As we skip forward to other times and other women, Jonathan and Sandy remain our focus. This movie never cares about what any of the women think. They’re all MacGuffins and they come and they go, used and discarded. In fact, the only thing Jonathan works at harder than conquering a woman is resisting any urges on her part to settle down with him.

The one that comes closest is Bobbie, who’s Ann-Margret at her most voluptuous. Initially, they have a wonderful time together, free and spontaneous. Over time, of course, she wants more but he stubbornly refuses to give and it doesn’t just tear them apart but damages them both right in front of our eyes.

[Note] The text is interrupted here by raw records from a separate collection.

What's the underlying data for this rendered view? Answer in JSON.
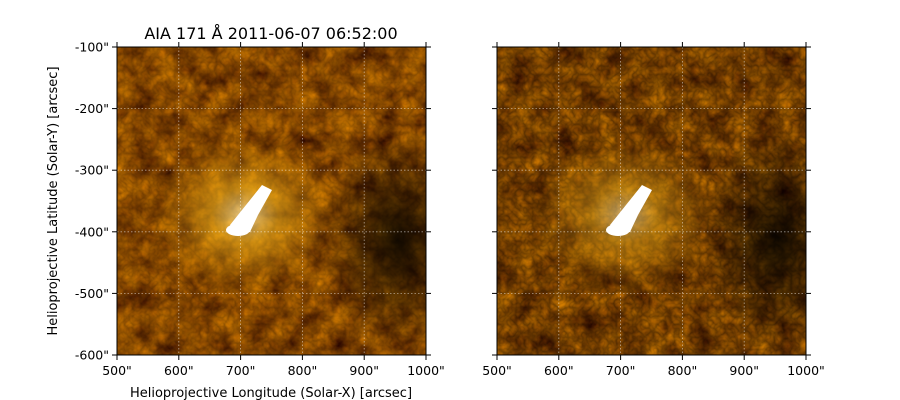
{
  "figure": {
    "title": "AIA 171 Å 2011-06-07 06:52:00",
    "xlabel": "Helioprojective Longitude (Solar-X) [arcsec]",
    "ylabel": "Helioprojective Latitude (Solar-Y) [arcsec]",
    "x_ticks": [
      "500\"",
      "600\"",
      "700\"",
      "800\"",
      "900\"",
      "1000\""
    ],
    "y_ticks": [
      "-100\"",
      "-200\"",
      "-300\"",
      "-400\"",
      "-500\"",
      "-600\""
    ],
    "x_range": [
      500,
      1000
    ],
    "y_range": [
      -600,
      -100
    ],
    "grid": true,
    "colormap": [
      "#000000",
      "#3a2600",
      "#7a5200",
      "#c08000",
      "#f0a800",
      "#ffd040",
      "#ffffff"
    ]
  }
}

I didn’t like Jonathan from the very start. He epitomises what we think of today as pick up culture, which makes him a surface character. Nicholson’s greatest achievement here is to go much deeper than that. Jonathan’s story arc is all downwards, his many conquests becoming a slideshow he calls Ballbusters on Parade, none of his many women meaning anything. By the time he trawls that out, outrageously in front of Sandy and his latest girl, who’s half his age, if not a third of it, he’s become bitter, pathetic and utterly tragic, unable to perform unless he hires a prostitute to work from a script.

Jonathan’s a horrendous character just from a human perspective but Nicholson makes him a gift to an actor willing to be this raw and this honest. As in Five Easy Pieces, he’s not just able but willing to play a deeply flawed character, a decision that actors make but stars rarely do. I must say that, as much promise as he showed in a number of earlier films, he delivered a lot more in these two pictures. No wonder he was nominated for a Golden Globe, as indeed were Garfunkel and Ann-Margret, who won and also landed an Oscar nod for her work.

She’s blisteringly good here too but she’s a supporting actor, her role restricted to a third of the film, as was Bergen’s. Garfunkel’s there throughout but, even though Sandy’s far more successful in traditional ways, Jonathan is our focus and Nicholson revels in our attention.

Talking of Sandy, I may be judging him too harshly. He’s more sympathetic than Jonathan because unrequited love is almost universal as a human experience but he moves on to other women too. On both my viewings, I felt that he was doing that while still with Susan, meaning that he’s cheating on her. From what I read, it seems like they split up first, meaning that he isn’t, but I never heard that said in the movie.

This isn’t a film to particularly enjoy. Even if Sandy isn’t a serial cheat, there’s plenty in him not to like and Jonathan is a loathsome human being. However, we can appreciate the film as a stark and honest character study, mostly of the men but, to a degree, of the women too. It just isn’t a film I’d want to watch often, just as I wouldn’t want to know any of the characters. They’re all too toxic for me.